The spectacular demise of the Clinton (cash) machine-captured, neoliberalcon Democratic Party, when faced to the Trump phenomenon, would necessarily entail a radical reorientation to appeal, once again, to its natural constituency -- US labor and progressive reformers.
Michael Hudson forcefully argues that's the only way out; "Are they to stand by and let the party be captured in Hillary's wake by Robert Rubin's Goldman Sachs-Citigroup gang that backed her and Obama?"

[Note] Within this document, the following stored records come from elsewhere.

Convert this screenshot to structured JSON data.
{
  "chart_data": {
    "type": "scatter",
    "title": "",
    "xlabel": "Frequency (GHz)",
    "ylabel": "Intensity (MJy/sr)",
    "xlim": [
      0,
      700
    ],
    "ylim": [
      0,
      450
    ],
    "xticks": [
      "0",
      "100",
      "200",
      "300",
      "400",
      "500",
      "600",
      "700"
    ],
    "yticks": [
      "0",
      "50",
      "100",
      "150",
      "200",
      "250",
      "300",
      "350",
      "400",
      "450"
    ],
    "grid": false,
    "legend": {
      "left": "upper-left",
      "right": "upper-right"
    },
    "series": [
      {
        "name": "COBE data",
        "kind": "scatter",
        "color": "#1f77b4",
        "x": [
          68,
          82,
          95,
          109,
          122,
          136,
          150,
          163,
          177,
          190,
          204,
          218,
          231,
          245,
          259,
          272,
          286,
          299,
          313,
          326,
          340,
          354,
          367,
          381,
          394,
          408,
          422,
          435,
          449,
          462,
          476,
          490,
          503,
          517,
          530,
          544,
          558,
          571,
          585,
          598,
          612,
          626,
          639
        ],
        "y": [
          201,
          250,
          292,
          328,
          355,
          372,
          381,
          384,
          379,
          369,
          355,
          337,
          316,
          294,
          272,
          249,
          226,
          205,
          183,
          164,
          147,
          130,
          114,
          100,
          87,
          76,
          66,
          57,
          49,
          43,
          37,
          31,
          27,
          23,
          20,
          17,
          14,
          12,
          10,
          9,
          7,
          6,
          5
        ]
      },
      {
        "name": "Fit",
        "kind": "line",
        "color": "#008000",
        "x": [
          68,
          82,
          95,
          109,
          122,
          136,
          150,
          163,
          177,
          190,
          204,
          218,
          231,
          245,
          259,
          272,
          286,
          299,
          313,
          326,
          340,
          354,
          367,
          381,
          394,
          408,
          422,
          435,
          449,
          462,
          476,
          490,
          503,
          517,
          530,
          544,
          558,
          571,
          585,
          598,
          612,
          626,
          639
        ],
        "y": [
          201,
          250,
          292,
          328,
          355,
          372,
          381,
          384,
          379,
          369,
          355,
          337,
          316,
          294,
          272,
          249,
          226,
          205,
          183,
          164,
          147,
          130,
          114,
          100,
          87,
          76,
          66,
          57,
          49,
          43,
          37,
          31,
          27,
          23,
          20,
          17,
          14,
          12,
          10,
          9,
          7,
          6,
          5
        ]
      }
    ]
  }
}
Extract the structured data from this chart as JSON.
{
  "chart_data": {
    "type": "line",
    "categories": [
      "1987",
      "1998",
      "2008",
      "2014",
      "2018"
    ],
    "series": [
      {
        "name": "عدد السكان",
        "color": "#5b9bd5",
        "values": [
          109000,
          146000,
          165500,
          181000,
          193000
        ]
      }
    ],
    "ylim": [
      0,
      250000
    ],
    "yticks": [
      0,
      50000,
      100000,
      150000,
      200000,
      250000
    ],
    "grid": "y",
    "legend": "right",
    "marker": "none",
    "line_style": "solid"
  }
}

Hudson stresses that for Democrats, it's back to good old "it's the economy, stupid," or nothing. A delicious contradiction applies. "It's the economy, stupid" happened to be Bill Clinton's top winning mantra in the go-go 1990s. In 2016, Bill Clinton was ostensibly ignored by the Podesta-handicapped (via WikiLeaks) Clinton campaign.
"Trump should meet with Bill Clinton to go over his ideas on how to sponsor innovation which drives the economy into new industries that made the Clinton presidency so successful. He left office with a 65% approval rating despite the Monica Lewinsky scandal. Bill told me he created the dot.com era on purpose to finance innovative ideas, and did not care if 98% of the new startups failed, as long as the remaining 2% drove the economy upward. It was so successful that Clinton left massive budget surpluses that Bush Junior destroyed in mad wars. Can you imagine spending three trillion dollars to find one man in Afghanistan or imaginary weapons of mass destruction in Iraq?"
And that brings us to Carroll Quigley; "Quigley was Bill Clinton's teacher, mentioned in his inaugural address. He wrote a very important work, The Evolution of Civilizations, on the importance of technological advances in pushing an economy forward. It is very boring but important. When I discussed it with Bill I had just read it but he knew it by heart. He said the book was the foundation of his entire political career. Bill said the key is figuring out how to drive innovation forward based on the institutional bias against change."
But another thing entirely would be for Bill to admit that Wall Street casino capitalism must be controlled; after all he opened the Pandora's box himself. The source recommends Trump to do exactly the opposite:
"The simple solution is to separate bank lending from all other activities, as Glass-Steagall mandated. Banks should not be trading in foreign exchange, derivatives, etc. Banks should make loans only to factories. The key is to force the Fed to only allow lending by banks for productive investment and not speculation. I would end all bank lending on margin. In addition, the SEC should be assigned the task of reviewing the use of cash settlement to manipulate the markets."
Call it a taller order than Trump Tower.
Now print those greenbacks
As much as 47% of Americans eligible to vote did not bother to on November 8. Trump had roughly 25.5% of the eligible electorate vote, in fact less than Hillary Clinton's 25.6%. That translates into a de facto mandate of roughly one-fourth of Americans. Overwhelmingly popular it is not. The key question is whether Trumponomics will be able to stare down and at least subdue the most savage aspects of unbridled neoliberalism.
Mike Davis, author of the seminal City of Quartz and Planet of Slums, argues that it is impossible to unify the economic distress of millenials with the angst of older white workers. He sees the solution not in "Trumpism," but in "democratic socialism" reigniting a New New Deal, a true "Economic Bill of Rights." Not a chance the Republican-dominated Capitol Hill will let Trump pull off a neo-FDR stunt.
Noam Chomsky is more pragmatic. He has registered how "the immediate reaction of the business world reveals that Big Pharma, Wall Street, the military industry, energy industries and other such wonderful institutions expect a very bright future."